BELGIQUE

Greenpeace envoie un huissier chez Zuhal Demir: «Exiger des astreintes ne rend pas l’air plus propre»

Greenpeace envoie un huissier chez Zuhal Demir: «Exiger des astreintes ne rend pas l’air plus propre»

La ministre flamande N-VA a réagi dans un communiqué cinglant. BELGA

Greenpeace a chargé un huissier de justice de se rendre mercredi au cabinet Zuhal Demir pour dénoncer la qualité de l’air en Flandre. La ministre flamande de l’Environnement a réagi dans un communiqué.

L’organisation dénonce le manque d’ambition du nouveau plan flamand relatif à la qualité de l’air ainsi que l’absence de réponses aux exigences imposées l’année dernière par la justice au gouvernement flamand.

Il y a deux ans, Greenpeace avait déjà intenté une action contre le gouvernement flamand en raison de l’air pollué, et en particulier le dépassement systématique des normes européennes en matière de dioxyde d’azote (NO2). Le tribunal s’était prononcé en faveur de l’ONG et avait déclaré qu’un nouveau plan relatif à la qualité de l’air devait être élaboré, et ce dans un délai d’un an à compter de la notification de l’arrêt du 6 novembre 2018.

Selon l’organisation, le plan proposé par le gouvernement flamand n’atteint pas cet objectif. «C’est un plan libre d’interprétation qui n’est pas contraignant. Il ne contient aucune garantie quant à l’amélioration de la qualité de l’air à court terme», explique Joeri Thijs, expert Qualité de l’air chez Greenpeace.

Selon l’association de défense de l’environnement, les mesures prévues dans le plan ne contiennent pas suffisamment de détails et ne comportent pas de délais précis. Il n’y a aucune mention de taxe kilométrique intelligente, les zones à très faibles émissions ne seront pas obligatoires et il n’y a pas de ligne claire concernant un parc automobile plus écologique.

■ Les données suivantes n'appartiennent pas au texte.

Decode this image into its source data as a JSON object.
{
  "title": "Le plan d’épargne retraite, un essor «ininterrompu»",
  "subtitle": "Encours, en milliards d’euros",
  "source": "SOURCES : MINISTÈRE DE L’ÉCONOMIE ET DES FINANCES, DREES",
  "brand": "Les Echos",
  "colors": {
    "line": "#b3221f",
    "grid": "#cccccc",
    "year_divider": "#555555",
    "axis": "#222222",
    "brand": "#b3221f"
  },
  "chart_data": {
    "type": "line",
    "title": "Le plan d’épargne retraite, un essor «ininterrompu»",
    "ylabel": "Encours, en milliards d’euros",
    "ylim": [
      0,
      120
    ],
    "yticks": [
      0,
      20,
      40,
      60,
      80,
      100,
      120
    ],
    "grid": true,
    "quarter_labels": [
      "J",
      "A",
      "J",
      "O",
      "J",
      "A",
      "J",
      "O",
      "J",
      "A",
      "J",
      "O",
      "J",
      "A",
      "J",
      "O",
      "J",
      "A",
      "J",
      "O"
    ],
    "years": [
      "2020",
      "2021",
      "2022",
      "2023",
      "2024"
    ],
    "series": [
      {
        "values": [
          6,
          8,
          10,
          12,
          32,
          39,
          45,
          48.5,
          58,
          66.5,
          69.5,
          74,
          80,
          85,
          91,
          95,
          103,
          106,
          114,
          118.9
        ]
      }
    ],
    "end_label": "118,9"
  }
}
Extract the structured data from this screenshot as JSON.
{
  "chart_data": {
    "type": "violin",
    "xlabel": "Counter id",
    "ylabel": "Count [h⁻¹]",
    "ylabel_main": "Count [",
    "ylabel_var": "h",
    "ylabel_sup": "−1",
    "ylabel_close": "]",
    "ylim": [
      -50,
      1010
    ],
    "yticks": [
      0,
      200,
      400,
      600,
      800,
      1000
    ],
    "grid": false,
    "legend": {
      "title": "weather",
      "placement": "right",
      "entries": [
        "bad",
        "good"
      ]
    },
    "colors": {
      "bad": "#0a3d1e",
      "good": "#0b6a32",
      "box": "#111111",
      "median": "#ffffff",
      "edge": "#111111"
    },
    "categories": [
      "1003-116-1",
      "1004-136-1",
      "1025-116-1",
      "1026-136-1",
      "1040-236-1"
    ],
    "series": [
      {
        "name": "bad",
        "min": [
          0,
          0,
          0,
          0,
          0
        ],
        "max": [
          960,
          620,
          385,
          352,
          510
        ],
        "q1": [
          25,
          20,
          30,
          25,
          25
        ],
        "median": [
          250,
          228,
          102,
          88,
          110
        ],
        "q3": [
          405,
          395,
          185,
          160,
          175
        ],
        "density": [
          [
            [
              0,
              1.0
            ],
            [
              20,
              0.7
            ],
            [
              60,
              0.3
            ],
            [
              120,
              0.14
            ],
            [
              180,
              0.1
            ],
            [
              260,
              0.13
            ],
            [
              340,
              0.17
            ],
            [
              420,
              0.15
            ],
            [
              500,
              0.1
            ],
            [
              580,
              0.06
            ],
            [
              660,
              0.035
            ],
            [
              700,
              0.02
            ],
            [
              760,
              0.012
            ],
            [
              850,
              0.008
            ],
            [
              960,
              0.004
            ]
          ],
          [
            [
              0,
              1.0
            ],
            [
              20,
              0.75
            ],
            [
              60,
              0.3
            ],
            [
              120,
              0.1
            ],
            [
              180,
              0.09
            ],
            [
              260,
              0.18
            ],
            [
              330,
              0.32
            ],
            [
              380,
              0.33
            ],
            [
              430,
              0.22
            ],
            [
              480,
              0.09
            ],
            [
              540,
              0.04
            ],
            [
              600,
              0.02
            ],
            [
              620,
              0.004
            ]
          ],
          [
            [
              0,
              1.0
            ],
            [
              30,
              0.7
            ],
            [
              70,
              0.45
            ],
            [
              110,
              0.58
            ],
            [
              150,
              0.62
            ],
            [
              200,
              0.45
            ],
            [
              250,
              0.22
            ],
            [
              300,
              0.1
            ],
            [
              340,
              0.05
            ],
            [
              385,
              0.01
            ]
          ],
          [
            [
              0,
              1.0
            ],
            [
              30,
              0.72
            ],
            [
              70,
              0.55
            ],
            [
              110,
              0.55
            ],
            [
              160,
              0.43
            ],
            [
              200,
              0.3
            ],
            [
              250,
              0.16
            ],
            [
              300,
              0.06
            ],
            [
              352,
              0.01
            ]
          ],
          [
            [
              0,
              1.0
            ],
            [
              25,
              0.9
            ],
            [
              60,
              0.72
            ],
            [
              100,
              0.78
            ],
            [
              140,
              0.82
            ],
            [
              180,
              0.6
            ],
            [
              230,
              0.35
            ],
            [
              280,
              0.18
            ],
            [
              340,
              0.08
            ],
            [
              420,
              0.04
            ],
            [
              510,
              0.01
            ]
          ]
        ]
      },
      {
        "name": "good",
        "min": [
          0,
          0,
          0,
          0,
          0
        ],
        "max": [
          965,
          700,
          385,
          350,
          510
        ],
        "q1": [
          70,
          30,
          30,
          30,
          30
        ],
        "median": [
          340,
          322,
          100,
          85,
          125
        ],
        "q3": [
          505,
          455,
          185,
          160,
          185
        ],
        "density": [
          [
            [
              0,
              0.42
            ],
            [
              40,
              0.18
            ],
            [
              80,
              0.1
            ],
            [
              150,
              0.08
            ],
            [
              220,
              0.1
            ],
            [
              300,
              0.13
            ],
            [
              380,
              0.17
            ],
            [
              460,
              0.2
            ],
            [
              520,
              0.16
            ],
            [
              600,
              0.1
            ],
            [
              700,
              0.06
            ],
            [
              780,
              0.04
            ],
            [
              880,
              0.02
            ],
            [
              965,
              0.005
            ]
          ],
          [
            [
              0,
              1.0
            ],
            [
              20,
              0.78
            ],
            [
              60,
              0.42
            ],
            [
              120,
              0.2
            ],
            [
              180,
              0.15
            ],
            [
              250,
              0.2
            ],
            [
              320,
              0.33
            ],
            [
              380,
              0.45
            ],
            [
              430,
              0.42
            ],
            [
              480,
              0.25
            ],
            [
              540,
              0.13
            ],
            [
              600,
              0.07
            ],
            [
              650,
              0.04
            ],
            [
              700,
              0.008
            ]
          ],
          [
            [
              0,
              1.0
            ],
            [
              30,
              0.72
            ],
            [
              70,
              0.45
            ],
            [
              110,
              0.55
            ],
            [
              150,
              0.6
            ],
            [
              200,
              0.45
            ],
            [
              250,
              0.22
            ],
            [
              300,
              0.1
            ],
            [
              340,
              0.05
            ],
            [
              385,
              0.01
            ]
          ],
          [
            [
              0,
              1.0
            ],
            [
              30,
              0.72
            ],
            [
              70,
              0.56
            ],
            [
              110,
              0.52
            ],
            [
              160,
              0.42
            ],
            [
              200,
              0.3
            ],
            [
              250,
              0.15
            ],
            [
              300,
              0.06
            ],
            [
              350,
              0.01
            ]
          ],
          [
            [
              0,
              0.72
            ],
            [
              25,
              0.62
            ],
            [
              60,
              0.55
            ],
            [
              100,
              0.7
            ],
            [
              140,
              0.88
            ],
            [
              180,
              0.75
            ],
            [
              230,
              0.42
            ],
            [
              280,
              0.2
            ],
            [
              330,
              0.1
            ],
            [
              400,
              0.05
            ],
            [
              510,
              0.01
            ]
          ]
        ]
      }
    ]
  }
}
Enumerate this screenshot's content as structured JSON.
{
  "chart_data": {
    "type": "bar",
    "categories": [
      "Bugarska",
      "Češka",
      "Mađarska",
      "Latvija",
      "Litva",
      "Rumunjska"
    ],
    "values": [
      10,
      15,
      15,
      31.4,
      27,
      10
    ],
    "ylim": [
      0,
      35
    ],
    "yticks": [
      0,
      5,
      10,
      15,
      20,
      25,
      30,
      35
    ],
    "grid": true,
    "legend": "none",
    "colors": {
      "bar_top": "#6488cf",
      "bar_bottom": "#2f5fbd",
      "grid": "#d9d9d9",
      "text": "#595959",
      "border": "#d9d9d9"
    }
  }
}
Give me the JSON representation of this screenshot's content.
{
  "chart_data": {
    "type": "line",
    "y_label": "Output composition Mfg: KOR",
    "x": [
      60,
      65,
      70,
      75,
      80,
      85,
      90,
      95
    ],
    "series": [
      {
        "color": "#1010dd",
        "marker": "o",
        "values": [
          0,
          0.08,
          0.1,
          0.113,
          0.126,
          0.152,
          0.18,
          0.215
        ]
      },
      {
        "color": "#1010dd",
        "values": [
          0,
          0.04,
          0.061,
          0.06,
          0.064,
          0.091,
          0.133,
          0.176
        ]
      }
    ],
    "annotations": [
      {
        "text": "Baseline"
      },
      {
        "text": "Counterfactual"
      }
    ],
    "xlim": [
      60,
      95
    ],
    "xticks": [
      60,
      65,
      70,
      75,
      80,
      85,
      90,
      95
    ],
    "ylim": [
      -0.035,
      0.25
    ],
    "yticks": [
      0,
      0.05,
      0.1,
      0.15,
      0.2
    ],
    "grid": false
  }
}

L’huissier de justice rappellera au gouvernement flamand qu’il est soumis à une amende journalière tant que le plan ne répond pas aux exigences du jugement.

Prête à discuter, Zuhal Demir défend sa politique sur la qualité de l’air

«Exiger des astreintes du contribuable, cela ne rend pas l’air plus propre», a réagi mercredi dans un communiqué cinglant la ministre flamande N-VA en charge de l’Environnement, Zuhal Demir. La ministre nationaliste réagissait ainsi à l’annonce de l’organisation de défense de l’environnement Greenpeace, qui a chargé un huissier de justice de se rendre mercredi à son cabinet pour lui rappeler un jugement rendu il y a un an et exigeant de la Région flamande un nouveau plan satisfaisant pour la qualité de l’air.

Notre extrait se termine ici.